Social Security Disability
Peter M. Cordovano has a significant track record of success before the Social Security Administration in obtaining SSDI benefits for people who have been denied such benefits. We welcome the opportunity to discuss denial of your application
We will vigorously process your claim, abstract your medical records, submitted a brief on your behalf consisting of relevant facts and law, and prepare you in our offices for your hearing.
You don’t have to continue to live off of your savings. Fill out the forms below.
You may file your appeal with the Social Security Administration (SSA) up to 60 days after the date of your unfavorable decision. In today’s practice, with so many people filing for disability benefits, the sooner Peter M. Cordovano, P.C. is able to get started on your behalf or on behalf of a loved one, the better. As soon as your claim has been denied, please complete the following forms and call our office to schedule your appointment.
- Request for Hearing by Administrative Law Judge
- Request for Reconsideration
- Disability Report Appeal
Get the representation you need without the worry of payment.Your appeal representation will be on a contingency fee basis, so that you do not have to pay out of pocket. In accordance with 74 Fed. Reg. 6080, attorney fees are withheld from past due benefits you are owed. SSA permits an attorney to recover either 25% of your past due benefits or $6,000, whichever is less.
When To Apply
You can apply by calling toll-free number, 1-800-772-1213. Representatives can make an appointment for your application to be taken over the telephone, or at any convenient Social Security office People who are deaf or hard of hearing may call a toll-free “TTY” number, 1-800-325-0778, between 7 a.m. and 7 p.m. on Monday through Friday.
What Is Needed
- The claims process for disability benefits is generally from 60 to 90 days, being longer than claims filed for other types of Social Security benefits. This is because it takes time to obtain medical information from your medical service providers, and to assess the nature of the disability in terms of your ability to work. However, you can help shorten the process by bringing certain documents with you when you apply, and in helping Social Security to get any other evidence, medical or otherwise, needed to establish you are disabled. These include:
How To Apply
If you have not accumulated the requisite quarters to be eligible for SSD, an application for Supplemental Security Income (SSI), which is payable based on disability and financial need may be made.

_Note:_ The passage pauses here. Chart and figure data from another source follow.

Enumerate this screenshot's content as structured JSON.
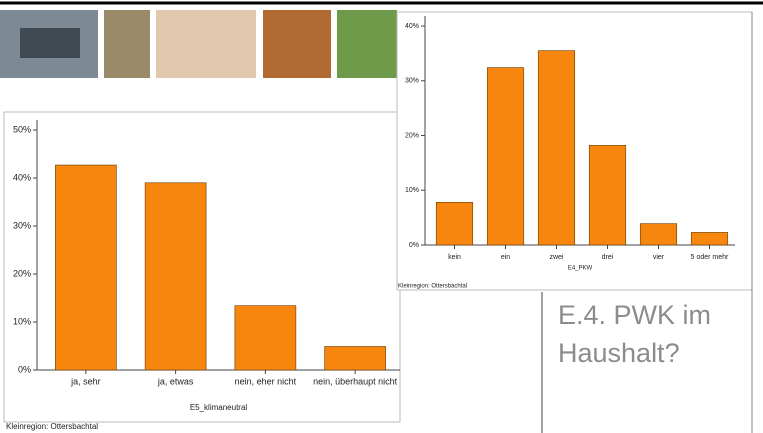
{
  "slide": {
    "heading": "E.4. PWK im Haushalt?"
  },
  "chart_data": [
    {
      "type": "bar",
      "xlabel": "E5_klimaneutral",
      "note": "Kleinregion: Ottersbachtal",
      "categories": [
        "ja, sehr",
        "ja, etwas",
        "nein, eher nicht",
        "nein, überhaupt nicht"
      ],
      "values": [
        42.7,
        39,
        13.4,
        4.9
      ],
      "color": "#f7860f",
      "ylim": [
        0,
        50
      ],
      "yticks": [
        {
          "value": 0,
          "label": "0%"
        },
        {
          "value": 10,
          "label": "10%"
        },
        {
          "value": 20,
          "label": "20%"
        },
        {
          "value": 30,
          "label": "30%"
        },
        {
          "value": 40,
          "label": "40%"
        },
        {
          "value": 50,
          "label": "50%"
        }
      ]
    },
    {
      "type": "bar",
      "xlabel": "E4_PKW",
      "note": "Kleinregion: Ottersbachtal",
      "categories": [
        "kein",
        "ein",
        "zwei",
        "drei",
        "vier",
        "5 oder mehr"
      ],
      "values": [
        7.8,
        32.4,
        35.5,
        18.2,
        3.9,
        2.3
      ],
      "color": "#f7860f",
      "ylim": [
        0,
        40
      ],
      "yticks": [
        {
          "value": 0,
          "label": "0%"
        },
        {
          "value": 10,
          "label": "10%"
        },
        {
          "value": 20,
          "label": "20%"
        },
        {
          "value": 30,
          "label": "30%"
        },
        {
          "value": 40,
          "label": "40%"
        }
      ]
    }
  ]
}
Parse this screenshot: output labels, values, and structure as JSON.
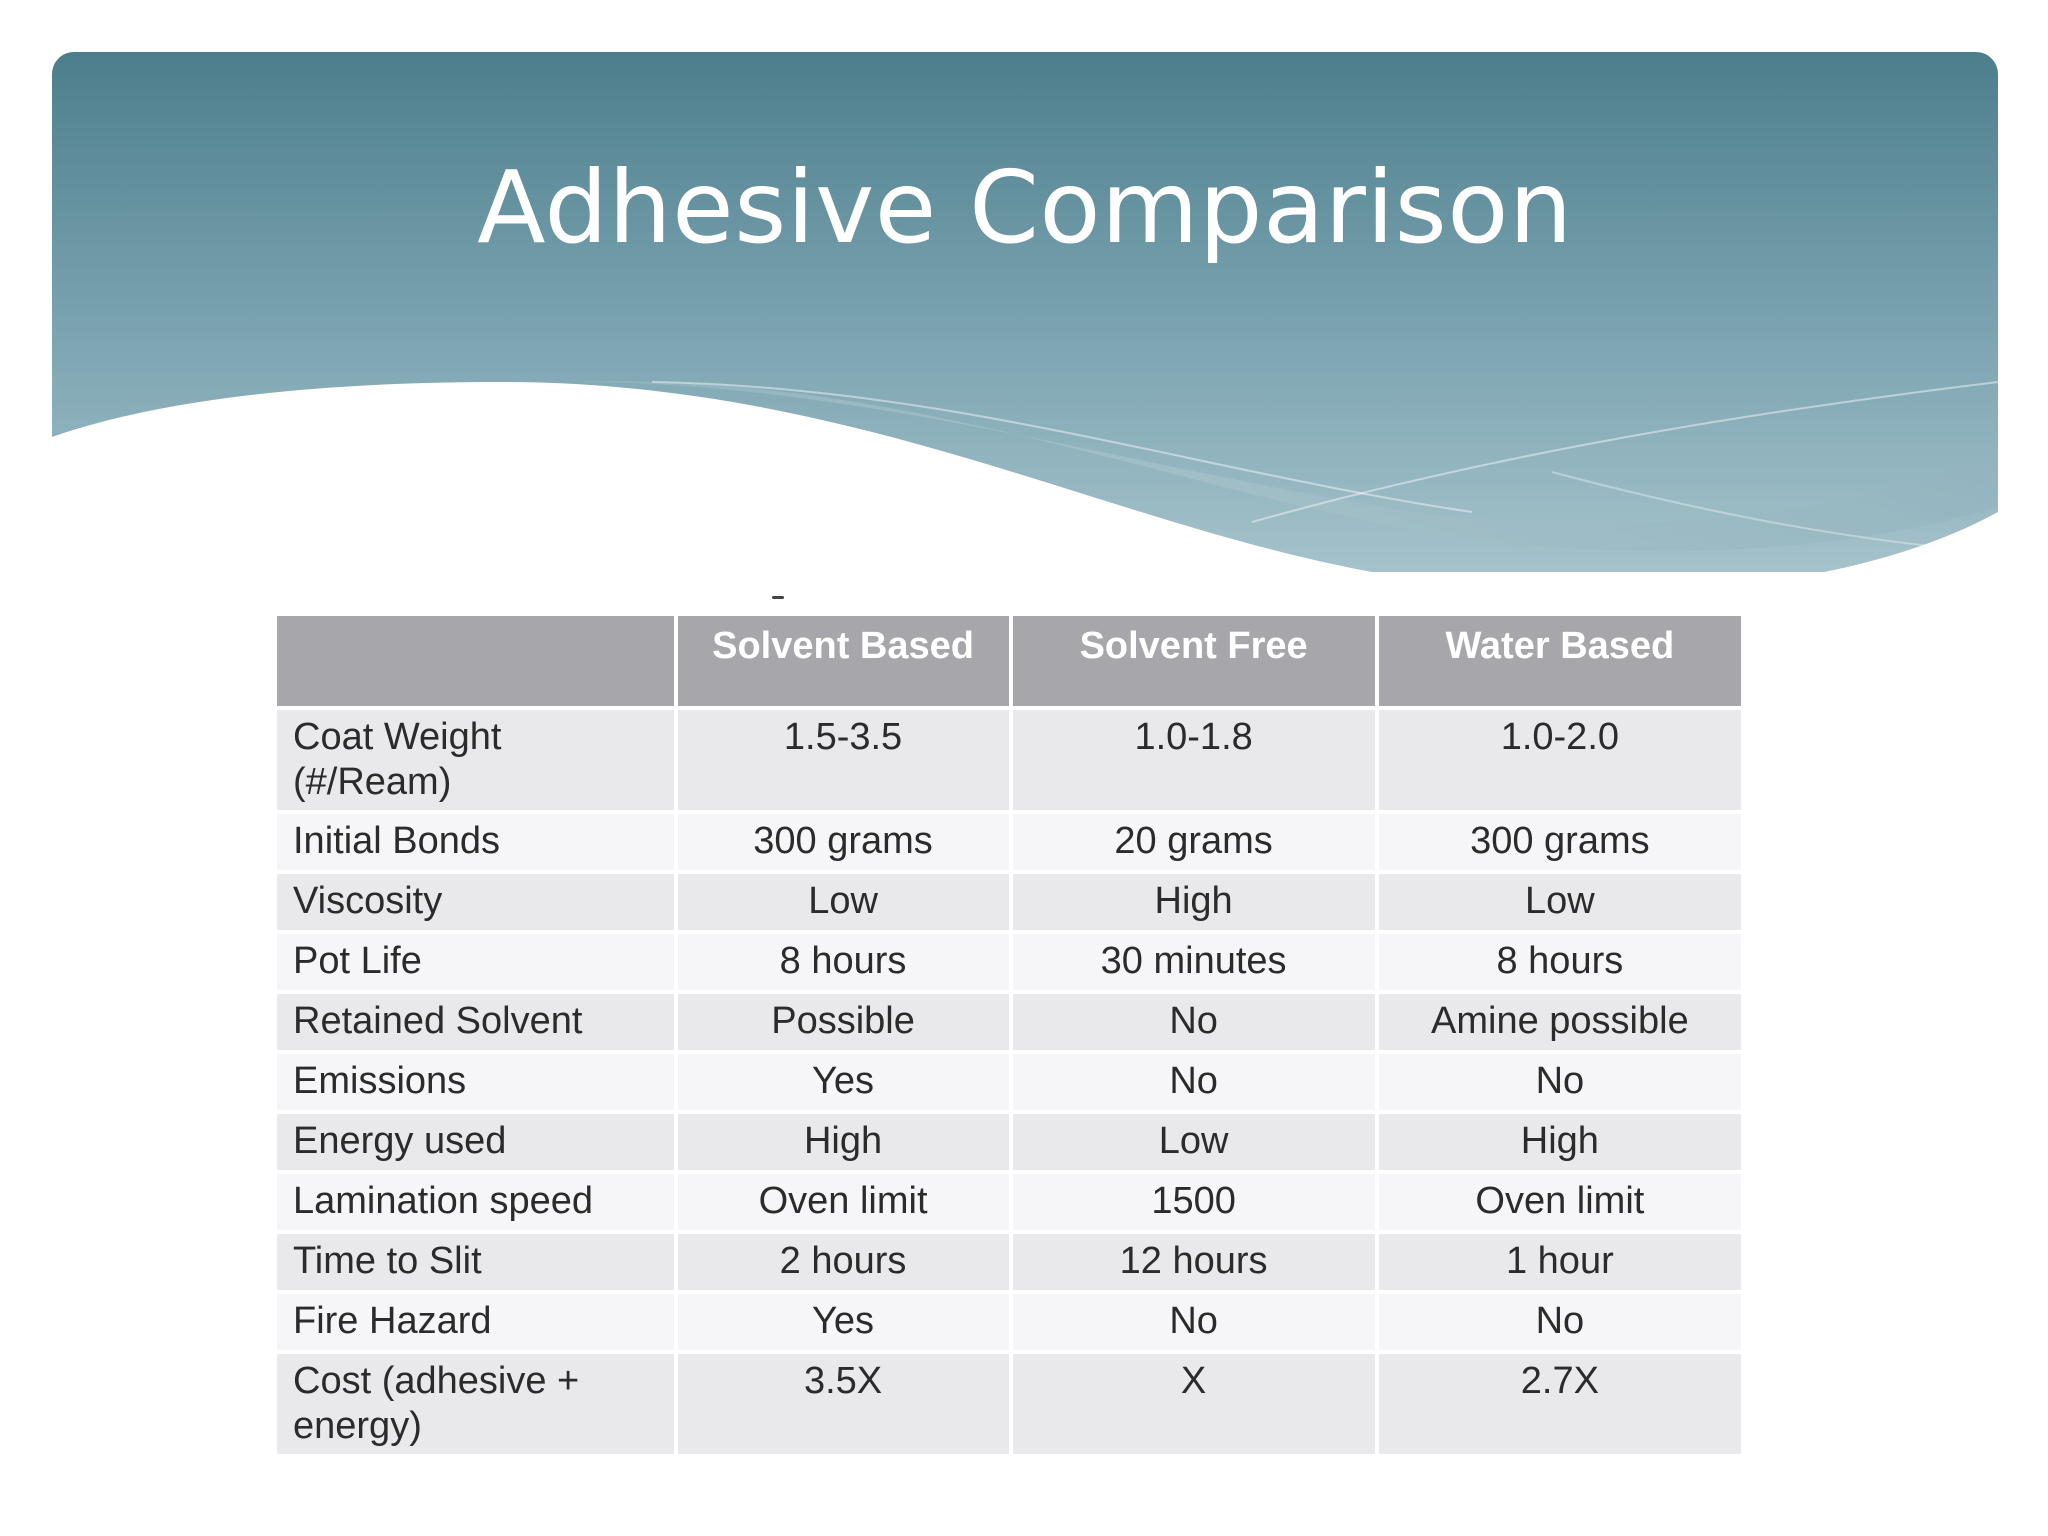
{
  "slide": {
    "title": "Adhesive Comparison",
    "colors": {
      "banner_top": "#4d7e8c",
      "banner_bottom": "#9dbdc7",
      "header_fill": "#a7a6aa",
      "row_odd": "#e9e9ec",
      "row_even": "#f6f6f8"
    }
  },
  "table": {
    "headers": [
      "",
      "Solvent Based",
      "Solvent Free",
      "Water Based"
    ],
    "rows": [
      [
        "Coat Weight (#/Ream)",
        "1.5-3.5",
        "1.0-1.8",
        "1.0-2.0"
      ],
      [
        "Initial Bonds",
        "300 grams",
        "20 grams",
        "300 grams"
      ],
      [
        "Viscosity",
        "Low",
        "High",
        "Low"
      ],
      [
        "Pot Life",
        "8 hours",
        "30 minutes",
        "8 hours"
      ],
      [
        "Retained Solvent",
        "Possible",
        "No",
        "Amine possible"
      ],
      [
        "Emissions",
        "Yes",
        "No",
        "No"
      ],
      [
        "Energy used",
        "High",
        "Low",
        "High"
      ],
      [
        "Lamination speed",
        "Oven limit",
        "1500",
        "Oven limit"
      ],
      [
        "Time to Slit",
        "2 hours",
        "12 hours",
        "1 hour"
      ],
      [
        "Fire Hazard",
        "Yes",
        "No",
        "No"
      ],
      [
        "Cost (adhesive + energy)",
        "3.5X",
        "X",
        "2.7X"
      ]
    ]
  }
}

To be eligible for either SSDI or SSI benefits, the injured person must be totally disabled (i.e. unable to engage in any substantial gainful activity by reason of a medically determined mental or physical impairment). Moreover, this condition(s) must have lasted, or be expected to last, for a continuous period of at least one-year. In a workers’ compensation claim, the disability in question must be related to the injury(s) being claimed. However, in assessing eligibility for either as SDI or SSI benefits, the Social Security Administration takes into account all impairments someone may have, from whatever source.
If you are suffering from a disability and unable to earn a living, you may be eligible for Social Security Disability benefits (SSDI) or Supplemental Security Income (SSI). These are monthly benefits provided to millions of Americans through the federal government, and applying for them are often perplexing and time consuming.You should apply as soon as you become disabled. However, Social Security disability benefits will not begin until the sixth full month of disability. This waiting period begins with the first full month after the date the SSA decides your disability began.
- social security number;
- birth certificate or other evidence of your date of birth;
- military discharge papers, if you were in the military service;
- spouse’s birth certificate and SS number if he or she is applying for benefits;
- children’s birth certificates and SS numbers if they are applying for benefits;
- checking/savings account information, so your benefits can be directly deposited;
- names, addresses, and phone numbers of doctors, hospitals, clinics, and institutions that treated you and dates of treatment;
- names of all medications you are taking;
- medical records from your doctors, therapists, hospitals, clinics, and caseworkers;
- laboratory and test results;
- summary of where you worked the past 15 years and the kind of work you did;
- copy of your W-2 Form (Wage and Tax Statement), or if you are self-employed, your federal tax return for the past year;
- dates of prior marriages if your spouse is applying.
- Under this initiative, the SSA finds individuals with certain diseases/conditions eligible for Social Security disability (SSDI) and Supplemental Security Income (SSI) benefits by the nature of the disease. While applicants still have to meet other SSDI criteria and/or SSI criteria, when it comes to the disability criterion, they are considered eligible by virtue of the disease and fast-tracked for a favorable decision about their eligibility for SSDI and SSI benefits.
The Compassionate Allowance Initiative
The documents presented as evidence must be either originals, or copies certified by the issuing agency. The Administration cannot accept uncertified or notarized photocopies as evidence since they cannot verify their authenticity. Do not delay filing for benefits just because you do not have all of the information you need.
NOTE: The Social Security Administration (SSA) has added early onset/younger-onset Alzheimer’s to the list of conditions under its Compassionate Allowance Initiative, giving those with the disease expedited access to Social Security Disability Insurance (SSDI) and Supplemental Security Income (SSI). The Alzheimer’s Association, a longtime advocate for those with early onset Alzheimer’s, has played an integrate role in this movement to reduce the length of disability decision process.